斉藤大臣は、JR東日本の深澤祐二社長から、新幹線での感染対策について、消毒を繰り返し行っていることや空調設備などを使い車内の空気を数分ごとに入れ替えていることなどの説明を受けました。

全国旅行支援では、一日当たりの割引額が新幹線やバスなどが付いた旅行商品の場合、上限が8000円と宿泊だけの利用よりも3000円高くなっていて公共交通機関の利用促進も期待されています。

斉藤大臣は、視察のあと記者団に対し「換気など、万全の感染対策を行っていることを確認した。公共交通機関を使って安心して旅行を楽しんでほしい」と話していました。

専門家 “旅行先でも感染対策続けて”

厚生労働省の専門家会合のメンバーで東北大学の小坂健教授は、11日から始まった「全国旅行支援」について「旅行する人が増加し、旅先で、大勢で飲食をするなど、リスクの高い行動をとれば、感染が拡大する可能性がある。旅先での感染リスクを減らして、旅行を楽しんでもらうことが必要だ」と指摘しました。

小坂教授は今後、新型コロナとインフルエンザの同時流行が懸念されることから、
▼旅行前に新型コロナとインフルエンザのワクチン接種を済ませることを推奨したうえで、
▼屋内に大勢の人が集まる場所ではマスクを着用することや、
▼なるべく換気のよい場所で過ごすといった感染のリスクを減らす対策が必要だとしています。

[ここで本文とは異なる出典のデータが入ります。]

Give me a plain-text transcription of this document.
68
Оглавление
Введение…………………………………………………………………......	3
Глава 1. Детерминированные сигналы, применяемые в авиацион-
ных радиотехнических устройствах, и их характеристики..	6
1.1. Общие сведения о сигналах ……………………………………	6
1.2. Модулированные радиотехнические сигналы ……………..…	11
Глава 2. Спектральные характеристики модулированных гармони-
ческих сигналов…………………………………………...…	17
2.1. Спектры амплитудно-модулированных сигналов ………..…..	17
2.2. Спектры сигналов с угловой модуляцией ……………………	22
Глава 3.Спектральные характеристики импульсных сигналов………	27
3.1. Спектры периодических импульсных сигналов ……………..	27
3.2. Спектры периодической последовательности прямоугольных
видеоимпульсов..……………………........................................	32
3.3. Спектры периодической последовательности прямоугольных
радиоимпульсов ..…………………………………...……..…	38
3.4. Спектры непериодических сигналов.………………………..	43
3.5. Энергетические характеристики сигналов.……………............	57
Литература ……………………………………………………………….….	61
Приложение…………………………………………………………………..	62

小坂教授は「全国的に感染は減少傾向だが、これから変わってくるおそれもある。旅行先の感染状況を注意深く見ておくほか、旅行前に体調不良を感じたら勇気をもってキャンセルすることも考えてもらいたい」と述べました。

このほか、個人の外国人旅行客の入国解禁など、11日から水際対策が大幅に緩和されたことについて、小坂教授は「海外からの訪日客に日本での感染対策をしっかり伝えるほか、新たな変異株が流入していないかどうか、ウイルスのモニタリング体制も、これまで以上に整える必要がある」と指摘しました。